Data miners should apply the following tips to improve the performance of rule patterns:

  • Limit the rows retrieved in the datasets that a pattern uses. Specifically, if certain records cannot satisfy the pattern criteria, it is best to apply logic to filter them out up-front. If certain detection conditions can be checked in the dataset, it is generally more efficient to allow the database to filter them out rather than applying this logic in the pattern. It is also helpful to determine the appropriate look-period that is necessary to identify the behaviors of interest, so that the pat- terns do not look through a larger volume of historical data than is really necessary.
  • Apply the most restrictive pattern conditions in the primary rule. Rule patterns access data incrementally, retrieving records only for the entities that satisfy the conditions of the primary rule. Applying the most limiting conditions up-front helps to reduce the total number of records that are retrieved and evaluated in the detection process.
  • Use periodic checkpoints to terminate the search at the point when the conditions for a match can no longer be satisfied. Rule patterns include explicit checkpoints that must be satisfied in order for the detection process to move forward.
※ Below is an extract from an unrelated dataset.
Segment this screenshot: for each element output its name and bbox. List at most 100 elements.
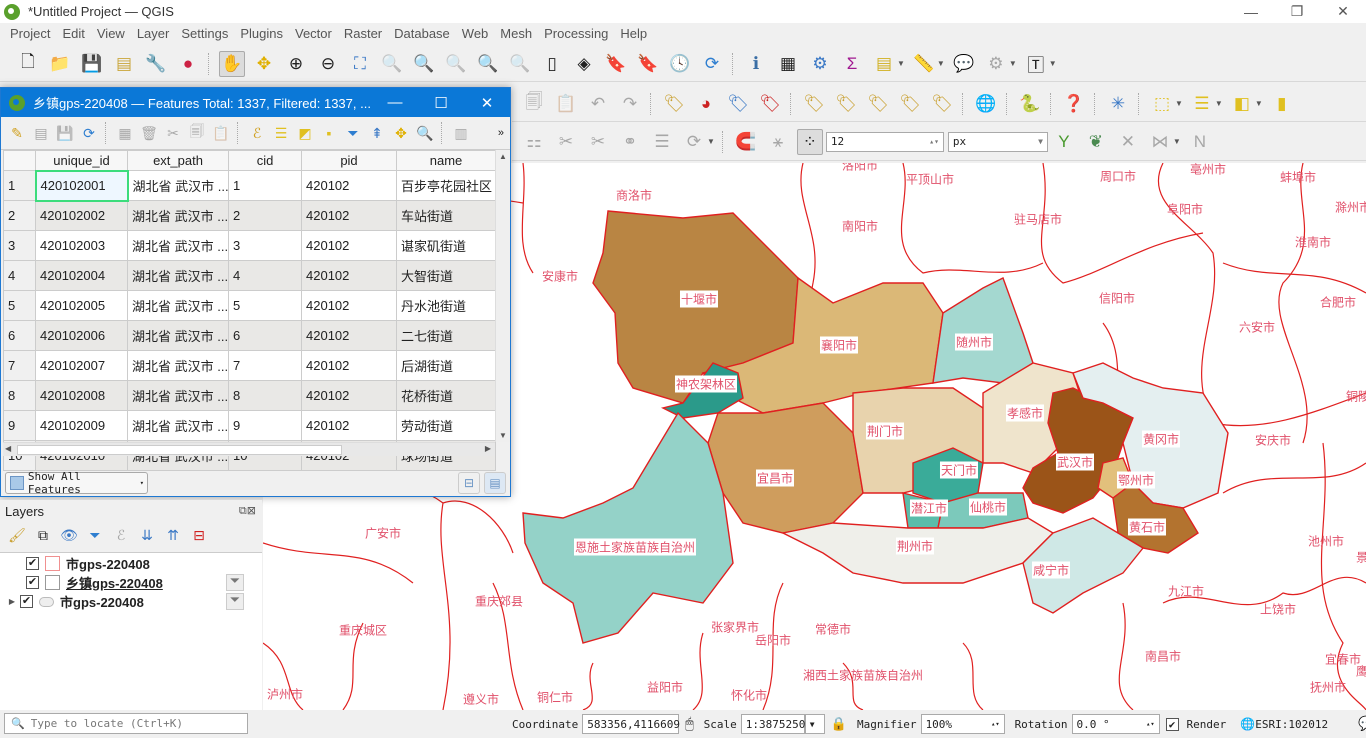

If the conditions in a checkpoint are not met for a particular entity, the detection process does not continue to retrieve data for that entity. Developers should apply checkpoints in patterns wherever they can substantially reduce the population of records being considered for a match.
  • Use aggregate functions and conditional expressions to avoid performing redundant evaluation of the same data records. The rule matcher has several built-in functions to perform aggregate analysis of the activity that a particular entity performs. These functions can be used in conjunction with conditional expressions to analyze a set of records in two different ways without retrieving the records twice. For example, if a scenario requires computing the total monetary amount for all transactions, and the total amount for the subset of transactions that are considered high-risk, accomplish this through the use of two aggregate functions such as:

    TOT_TRANS_AM = Sum(trans_am)

    HR_TRANS_AM = Sum(cond(risk_lvl_nb  @high_risk_nb; trans_am; 0)

    Note:

    If you want to create a bound variable that compares these results (for example, to compute a high-risk transaction percentage), you can do so in the same rule as long as the new binding appears further down on the list than the bindings that it is comparing.
  • Use datasets that have a leading index on the focal entity attribute. All sub-rule datasets retrieve records for the subset of entities that have satisfied the conditions of the primary rule, as well as the conditions of any checkpoints that appear before the sub-rule. For example, if the scenario is account-focused, the sub-rule datasets retrieve data only for those ACCT_INTRL_IDs that are candidates for a match based on the constraints of the primary rule and any preceding check-points. The retrieval of data from the sub-rule datasets is much more efficient if it can access the records for this entity using an index (in the case of this example, an index on ACCT_INTRL_ID is required).